Et vlan ! Je débarque dans une époque où l’on s’écrit des SMS de cul pour entretenir l’amitié, pardon ! J’ai grandi sans internet, sans téléphone portable, j’ai écrit de vraies lettres, après beaucoup de brouillons, pour créer un espace privilégié avec quelqu’un, une dimension que l’on soigne, où on se livre, où l’on parvient plus finement à exprimer ses sentiments.

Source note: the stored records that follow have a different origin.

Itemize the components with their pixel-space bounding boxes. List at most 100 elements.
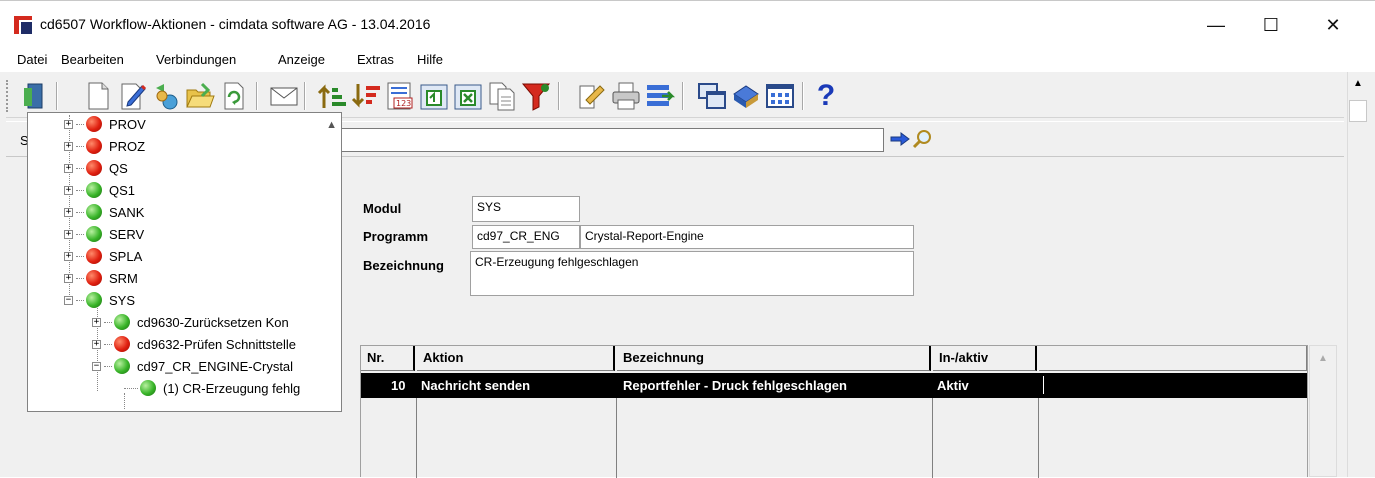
tree-node-label: cd9630-Zurücksetzen Kon <box>137 314 289 330</box>
tree-connector <box>124 387 138 389</box>
column-header-bezeichnung[interactable]: Bezeichnung <box>617 346 931 371</box>
tree-node[interactable]: + SANK <box>64 201 144 223</box>
window-title: cd6507 Workflow-Aktionen - cimdata softw… <box>40 16 431 32</box>
excel-export-icon[interactable] <box>452 80 484 112</box>
copy-pages-icon[interactable] <box>486 80 518 112</box>
column-divider <box>1038 398 1039 478</box>
modul-label: Modul <box>363 201 402 216</box>
filter-icon[interactable] <box>520 80 552 112</box>
tree-child-node[interactable]: + cd9630-Zurücksetzen Kon <box>92 311 289 333</box>
notes-icon[interactable] <box>576 80 608 112</box>
expand-icon[interactable]: + <box>64 141 73 151</box>
status-green-icon <box>140 380 156 396</box>
minimize-button[interactable]: — <box>1193 9 1239 41</box>
help-icon[interactable]: ? <box>810 80 842 112</box>
tree-node-label: PROZ <box>109 138 146 154</box>
window-scrollbar[interactable]: ▲ <box>1347 72 1368 477</box>
open-folder-icon[interactable] <box>184 80 216 112</box>
title-bar: cd6507 Workflow-Aktionen - cimdata softw… <box>0 0 1375 48</box>
cell-status: Aktiv <box>937 378 969 393</box>
tree-node[interactable]: + SRM <box>64 267 138 289</box>
expand-icon[interactable]: + <box>64 207 73 217</box>
menu-bearbeiten[interactable]: Bearbeiten <box>61 52 124 67</box>
number-format-icon[interactable]: 123 <box>384 80 416 112</box>
column-header-aktion[interactable]: Aktion <box>417 346 615 371</box>
expand-icon[interactable]: + <box>92 317 101 327</box>
svg-text:123: 123 <box>396 99 411 108</box>
exit-icon[interactable] <box>18 80 50 112</box>
sort-ascending-icon[interactable] <box>316 80 348 112</box>
scrollbar-thumb[interactable] <box>1349 100 1367 122</box>
tree-node[interactable]: + PROZ <box>64 135 145 157</box>
tree-node-expanded[interactable]: − SYS <box>64 289 135 311</box>
programm-code-field[interactable]: cd97_CR_ENG <box>472 225 580 249</box>
collapse-icon[interactable]: − <box>92 361 101 371</box>
table-row-selected[interactable]: 10 Nachricht senden Reportfehler - Druck… <box>361 373 1307 398</box>
layout-icon[interactable] <box>764 80 796 112</box>
expand-icon[interactable]: + <box>92 339 101 349</box>
close-button[interactable]: ✕ <box>1310 9 1356 41</box>
tree-connector <box>76 233 84 235</box>
tree-node-label: QS1 <box>109 182 136 198</box>
column-header-status[interactable]: In-/aktiv <box>933 346 1037 371</box>
modul-field[interactable]: SYS <box>472 196 580 222</box>
status-red-icon <box>86 270 102 286</box>
tree-node[interactable]: + QS1 <box>64 179 135 201</box>
export-icon[interactable] <box>418 80 450 112</box>
tree-node[interactable]: + PROV <box>64 113 146 135</box>
edit-icon[interactable] <box>116 80 148 112</box>
menu-hilfe[interactable]: Hilfe <box>417 52 443 67</box>
windows-icon[interactable] <box>696 80 728 112</box>
tree-connector <box>104 343 112 345</box>
menu-extras[interactable]: Extras <box>357 52 394 67</box>
column-divider <box>616 398 617 478</box>
search-icon[interactable] <box>911 128 933 150</box>
collapse-icon[interactable]: − <box>64 295 73 305</box>
column-divider <box>416 398 417 478</box>
menu-verbindungen[interactable]: Verbindungen <box>156 52 236 67</box>
toolbar-separator <box>802 82 804 110</box>
tree-connector <box>76 189 84 191</box>
mail-icon[interactable] <box>268 80 300 112</box>
menu-datei[interactable]: Datei <box>17 52 47 67</box>
column-header-nr[interactable]: Nr. <box>361 346 415 371</box>
cell-aktion: Nachricht senden <box>421 378 531 393</box>
arrow-right-icon[interactable] <box>889 130 911 148</box>
tree-child-node[interactable]: + cd9632-Prüfen Schnittstelle <box>92 333 296 355</box>
sort-descending-icon[interactable] <box>350 80 382 112</box>
scroll-up-arrow-icon[interactable]: ▲ <box>1348 72 1368 94</box>
table-scrollbar[interactable]: ▲ <box>1309 345 1337 477</box>
archive-icon[interactable] <box>730 80 762 112</box>
new-document-icon[interactable] <box>82 80 114 112</box>
tree-child-node-expanded[interactable]: − cd97_CR_ENGINE-Crystal <box>92 355 293 377</box>
toolbar-separator <box>56 82 58 110</box>
tree-node[interactable]: + QS <box>64 157 128 179</box>
table-scroll-up-icon[interactable]: ▲ <box>1312 348 1334 368</box>
tree-node[interactable]: + SPLA <box>64 245 142 267</box>
bezeichnung-field[interactable]: CR-Erzeugung fehlgeschlagen <box>470 251 914 296</box>
transfer-icon[interactable] <box>644 80 676 112</box>
programm-name-field[interactable]: Crystal-Report-Engine <box>580 225 914 249</box>
tree-node[interactable]: + SERV <box>64 223 144 245</box>
expand-icon[interactable]: + <box>64 273 73 283</box>
print-icon[interactable] <box>610 80 642 112</box>
status-red-icon <box>86 160 102 176</box>
tree-node-label: PROV <box>109 116 146 132</box>
module-tree[interactable]: ▲ + PROV + PROZ + QS + QS1 + SANK + SERV… <box>27 112 342 412</box>
expand-icon[interactable]: + <box>64 229 73 239</box>
tree-scroll-up-icon[interactable]: ▲ <box>326 119 337 131</box>
menu-anzeige[interactable]: Anzeige <box>278 52 325 67</box>
expand-icon[interactable]: + <box>64 185 73 195</box>
status-red-icon <box>114 336 130 352</box>
tree-node-label: (1) CR-Erzeugung fehlg <box>163 380 301 396</box>
expand-icon[interactable]: + <box>64 251 73 261</box>
expand-icon[interactable]: + <box>64 163 73 173</box>
tree-connector <box>104 321 112 323</box>
maximize-button[interactable]: ☐ <box>1248 9 1294 41</box>
refresh-icon[interactable] <box>218 80 250 112</box>
tree-leaf-node[interactable]: (1) CR-Erzeugung fehlg <box>124 377 300 399</box>
copy-icon[interactable] <box>150 80 182 112</box>
toolbar-grip[interactable] <box>6 80 10 112</box>
tree-connector <box>76 167 84 169</box>
expand-icon[interactable]: + <box>64 119 73 129</box>
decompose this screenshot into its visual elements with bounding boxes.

Sentiments… On voudrait me faire croire que notre époque n’en a plus besoin ? Pourquoi s’encombrer ? Pourtant Alice est tellement amoureuse de Rosa ! Elle la pleure tous les jours ! Et certains jours plus que d’autres ! Je le sais, c’est alors moi qui la récupère, c’est mon boulot de chagrin friend ! Alors qu’est-ce qu’une petite Julie peut compenser ? Alice y trouve bien quelque chose ? Le sexe, oui, bon… Le fait d’être désirée, peut-être, attendue quelque part, pas perdue pour tout le monde ? Qui tout le monde ? Non, mais, est-ce que tout le monde a une sex friend, sauf moi ? Je vais regarder les lesbiennes autrement ! Elle a une sex friend, elle, et elle, et elle aussi ? Elles ont toutes une nénette dédiée uniquement à la gaudriole ? Dont elles ne connaissent ni l’environnement, ni le quotidien, ni la famille ? Dame ! Et si j’en avais une, moi, ce serait qui ?

Alice : Bah Daphné, par exemple !

Honnêtement, plus jeune, j’aurai probablement tenté l’expérience avec Daphné. Quoique, j’aurai hésité avec Alice. Mais non, j’aurais eu leur âge, donc j’aurais été moderne, sans souci, SMS de cul, libérée, j’aurais choisi les deux ! Alternativement ? Ensemble ? On peut combiner plusieurs sex friend, sans doute ? Partouze friends, ça existe ? Trêve de plaisanterie, une sex friend, aujourd’hui, dans ma vie ? Non… Je pourrais argumenter, répondre : plans de couple, rendez-vous inopinés, hammams surprises et autres réjouissances de cinq à sept, que rien ne saurait égaler, et qui viennent écrire, avec d’autres scènes, une histoire plus large, un film personnellement enthousiasmant. Mais, emmener Alice sur ce terrain-là… Une autre fois peut-être. Pour l’heure, je dois filer en réunion et vais les enchaîner jusqu’à ce soir.